Reine Männerteams deutlich besser kapitalisiert
Am meisten Geld aber akquirieren die reinen Männerteams, erst recht über einen längeren Zeitraum betrachtet: So verfügen Start-ups von Männern nach mehr als neun Jahren im Schnitt über drei Mal so viele finanzielle Mittel wie die von gemischten Gründungsteams und sogar über 13mal so viele wie die von Frauen. Das gilt selbst in Branchen, in denen vorrangig Frauen gründen, zum Beispiel im Lifestylebereich oder im Gesundheitswesen.
Was könnten die Gründe hierfür sein? Expertinnen weisen darauf hin, dass in den verantwortlichen Positionen der großen Wagniskapitalgeber vor allem Männer arbeiten und der Mensch nun einmal dazu neige, Menschen zu vertrauen, die ihm ähneln. Zudem habe eine schwedische Studie gezeigt, dass Gründer beim Pitch vor potenziellen Geldgebern als mutig und risikofreudig wahrgenommen werden, wenn sie ihre Idee selbstbewusst bis überheblich als „Revolution“ oder „Disruption“ anpreisen. Machen Gründerinnen ähnliche Versprechungen, gelten sie demnach schnell als naiv. Viele Investoren fokussierten sich obendrein auf technische Neuerungen und verlören dabei den gesellschaftlichen Wandel aus dem Blick – zum Nachteil vieler Frauen, die genau in diesem Bereich an Lösungen arbeiten.
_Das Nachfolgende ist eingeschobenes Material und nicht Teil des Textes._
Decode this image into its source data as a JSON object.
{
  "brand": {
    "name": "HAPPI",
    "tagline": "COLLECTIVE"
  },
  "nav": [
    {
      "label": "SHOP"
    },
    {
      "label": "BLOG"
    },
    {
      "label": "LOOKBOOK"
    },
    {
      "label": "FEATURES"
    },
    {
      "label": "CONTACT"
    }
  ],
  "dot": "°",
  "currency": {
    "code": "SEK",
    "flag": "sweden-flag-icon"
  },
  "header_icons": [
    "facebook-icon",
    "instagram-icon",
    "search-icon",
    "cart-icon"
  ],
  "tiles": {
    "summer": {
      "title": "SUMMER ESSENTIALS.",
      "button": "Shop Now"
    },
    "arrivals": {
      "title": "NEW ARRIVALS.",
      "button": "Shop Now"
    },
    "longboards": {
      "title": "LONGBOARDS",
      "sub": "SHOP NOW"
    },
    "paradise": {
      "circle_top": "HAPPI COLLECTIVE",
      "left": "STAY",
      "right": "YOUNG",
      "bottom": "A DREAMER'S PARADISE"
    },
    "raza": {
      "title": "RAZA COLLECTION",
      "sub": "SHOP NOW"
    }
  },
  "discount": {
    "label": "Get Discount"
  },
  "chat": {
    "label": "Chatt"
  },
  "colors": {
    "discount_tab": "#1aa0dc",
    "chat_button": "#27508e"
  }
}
Stellt sich die Frage, wie man die Situation ändern könnte. Die Autoren der Studie empfehlen einen Blick über den Ärmelkanal. In Großbritannien gründen mehr Frauen als hierzulande und sammeln auch mehr Geld in Finanzierungsrunden ein. Dies hat auch mit speziellen Wagniskapitalfonds nur für Frauen zu tun, die es im Vereinigten Königreich schon länger gibt. Immerhin: Derartige Fonds stehen Gründerinnen mittlerweile auch hierzulande offen. So richtet sich der Auxxo Female Catalyst Fund ausschließlich an weiblich besetzte Start-ups.